Unit Testing in .NET

I love unit testing. Ever since I got that first green light I was hooked. I love knowing that my code's behaviour is correct even though it has never been run in the context of a "real" application. I love knowing that I can run old tests to ensure that I haven't inadvertently broken code. But most of all, I love writing unit tests before I write my code (TDD [^]) and making positive changes to my APIs and behavioural assumptions before I even implement the code. What I hate about unit testing is the "tacked-on" feeling it has. Developer's need to choose between several different unit testing frameworks (NUnit, csUnit, mbUnit or VSTS's framework) and several different mocking frameworks (Rhino Mocks, NMock, TypeMock.NET).
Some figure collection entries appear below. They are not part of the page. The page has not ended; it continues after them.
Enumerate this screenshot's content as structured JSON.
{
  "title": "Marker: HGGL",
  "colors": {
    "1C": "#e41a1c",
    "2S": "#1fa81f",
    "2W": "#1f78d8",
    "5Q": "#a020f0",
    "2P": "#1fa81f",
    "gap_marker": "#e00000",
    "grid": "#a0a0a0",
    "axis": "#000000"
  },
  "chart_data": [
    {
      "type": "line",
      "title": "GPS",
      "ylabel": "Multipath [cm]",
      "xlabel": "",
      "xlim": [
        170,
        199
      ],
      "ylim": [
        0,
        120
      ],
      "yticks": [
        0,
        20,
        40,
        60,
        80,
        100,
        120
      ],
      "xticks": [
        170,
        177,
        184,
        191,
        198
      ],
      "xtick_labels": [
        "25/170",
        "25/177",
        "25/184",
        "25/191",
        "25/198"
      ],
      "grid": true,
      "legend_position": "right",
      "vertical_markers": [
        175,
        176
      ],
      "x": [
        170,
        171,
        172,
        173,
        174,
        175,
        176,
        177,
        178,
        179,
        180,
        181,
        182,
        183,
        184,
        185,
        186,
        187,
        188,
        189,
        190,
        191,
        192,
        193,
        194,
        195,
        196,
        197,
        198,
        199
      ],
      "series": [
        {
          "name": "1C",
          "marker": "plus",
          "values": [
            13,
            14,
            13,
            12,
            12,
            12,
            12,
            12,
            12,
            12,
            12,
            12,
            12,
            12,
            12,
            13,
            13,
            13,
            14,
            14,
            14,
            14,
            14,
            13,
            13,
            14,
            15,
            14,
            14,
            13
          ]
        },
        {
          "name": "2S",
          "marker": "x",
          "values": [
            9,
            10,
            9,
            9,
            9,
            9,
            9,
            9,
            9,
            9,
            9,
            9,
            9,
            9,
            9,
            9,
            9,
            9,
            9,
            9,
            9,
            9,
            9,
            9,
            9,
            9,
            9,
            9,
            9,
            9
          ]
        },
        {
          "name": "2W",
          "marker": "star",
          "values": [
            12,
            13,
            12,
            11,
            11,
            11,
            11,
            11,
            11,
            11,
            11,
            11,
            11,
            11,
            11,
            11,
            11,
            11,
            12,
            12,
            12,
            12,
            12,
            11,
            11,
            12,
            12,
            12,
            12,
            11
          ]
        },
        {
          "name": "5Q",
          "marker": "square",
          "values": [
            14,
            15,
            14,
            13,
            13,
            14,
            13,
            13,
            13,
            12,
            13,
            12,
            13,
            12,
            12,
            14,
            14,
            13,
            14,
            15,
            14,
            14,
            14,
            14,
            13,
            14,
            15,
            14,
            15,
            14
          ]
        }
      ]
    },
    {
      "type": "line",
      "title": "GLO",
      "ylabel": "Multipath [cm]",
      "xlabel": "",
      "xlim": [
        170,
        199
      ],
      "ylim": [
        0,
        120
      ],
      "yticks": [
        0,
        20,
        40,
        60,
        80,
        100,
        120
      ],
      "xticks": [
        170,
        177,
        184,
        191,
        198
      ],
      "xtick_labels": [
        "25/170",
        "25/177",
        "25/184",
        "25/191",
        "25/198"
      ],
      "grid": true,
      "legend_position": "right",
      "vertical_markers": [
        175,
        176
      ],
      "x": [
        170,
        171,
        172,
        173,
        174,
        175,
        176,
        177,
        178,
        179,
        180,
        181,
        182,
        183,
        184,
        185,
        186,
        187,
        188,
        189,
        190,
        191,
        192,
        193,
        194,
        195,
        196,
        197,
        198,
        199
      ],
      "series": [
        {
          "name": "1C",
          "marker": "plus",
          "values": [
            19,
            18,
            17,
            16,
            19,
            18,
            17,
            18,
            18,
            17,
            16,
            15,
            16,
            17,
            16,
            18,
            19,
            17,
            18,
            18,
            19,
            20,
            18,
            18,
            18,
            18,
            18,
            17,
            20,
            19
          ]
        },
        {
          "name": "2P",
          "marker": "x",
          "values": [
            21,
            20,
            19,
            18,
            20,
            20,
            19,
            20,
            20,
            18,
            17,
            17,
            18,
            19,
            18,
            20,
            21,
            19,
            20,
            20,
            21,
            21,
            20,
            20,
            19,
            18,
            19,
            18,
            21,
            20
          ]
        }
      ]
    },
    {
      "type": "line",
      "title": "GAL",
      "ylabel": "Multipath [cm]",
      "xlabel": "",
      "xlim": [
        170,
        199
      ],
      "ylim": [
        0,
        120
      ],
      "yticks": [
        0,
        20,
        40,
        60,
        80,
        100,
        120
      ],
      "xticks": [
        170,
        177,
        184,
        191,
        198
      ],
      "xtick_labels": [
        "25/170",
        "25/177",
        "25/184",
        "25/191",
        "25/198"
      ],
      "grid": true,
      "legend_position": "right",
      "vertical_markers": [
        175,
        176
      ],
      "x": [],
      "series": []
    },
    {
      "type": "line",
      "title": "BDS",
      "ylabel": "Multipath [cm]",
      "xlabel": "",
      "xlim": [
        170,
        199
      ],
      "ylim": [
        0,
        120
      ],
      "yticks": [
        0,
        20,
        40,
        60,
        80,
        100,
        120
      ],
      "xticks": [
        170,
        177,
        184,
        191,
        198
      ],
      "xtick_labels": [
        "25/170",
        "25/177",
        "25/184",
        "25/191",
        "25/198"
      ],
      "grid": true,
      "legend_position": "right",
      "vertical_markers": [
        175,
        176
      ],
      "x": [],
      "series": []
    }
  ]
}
What's more, no combination of frameworks and techniques I've found allows you to perform close to 100% code coverage without hacking your code base. Inevitably I've found the need to expose internal members for testing purposes only. In other cases I've found mock libraries limited in what they can mock because of the fact that they typically generate a separate assembly at runtime. All this hackiness has lead me to believe that unit testing should be a platform feature. .NET should allow developers to specify unit test implementations for their classes. Unit tests would have unadulterated access to the members of the unit under test. In addition, the CLR should provide mocking services when running in this mode. Consider:
public abstract class Foo
{
 public void DoSomething(IDbConnection connection)
 {
  if (connection == null)
  {
   throw new ArgumentNullException("connection")
  }
  
  DoSomethingCode(connection);
 }
 
 internal abstract void DoSomethingCore(IDbConnection connection);
}
My holy grail is to be able to unit test this class without sacrificing encapsulation and without the need for implementing custom mock classes. So far I have been unable to do so. I must admit, I have never tried TypeMock.NET and will do so soon. If the CLR had intrinsic unit testing concepts, you might be able to simply tag the class as follows:
[UnitTest("Namespace.FooTest")]
public abstract class Foo
{
 //as before
}
By virtue of this attribute, the CLR might grant FooTest full access to Foo's members, perhaps only when running the CLR in a special unit test mode. In addition, running in this mode would allow unit tests to generate dynamic mock implementations and set expectations on those mocks. These mocks would not be limited in capabilities as are current mocking libraries (eg. Rhino understandably can't mock sealed classes or non-virtual members). Obviously I am just spewing out ideas here. I would love to see MS take .NET down such a path - a path where unit tests are first class citizens. I shall continue on my quest for the holy grail by taking a look at TypeMock.NET's abilities.

3 comments:

Anonymous said...

So what is the verdict, what do you think of TypeMock?

Trumpi said...

Hi Kent

I really like your suggestion about unit tests being first class citizens in the .NET framework. It will, of course open many possibilities, including the ability to ignore constructs such as sealed, (non) virtual, etc.

Chris Holmes said...

Kent,

There's actually a solution to testing private and internal methods in .NET. Reflection. In case your blog doesn't allow links, check out my post on this at chrisholmesonline.com.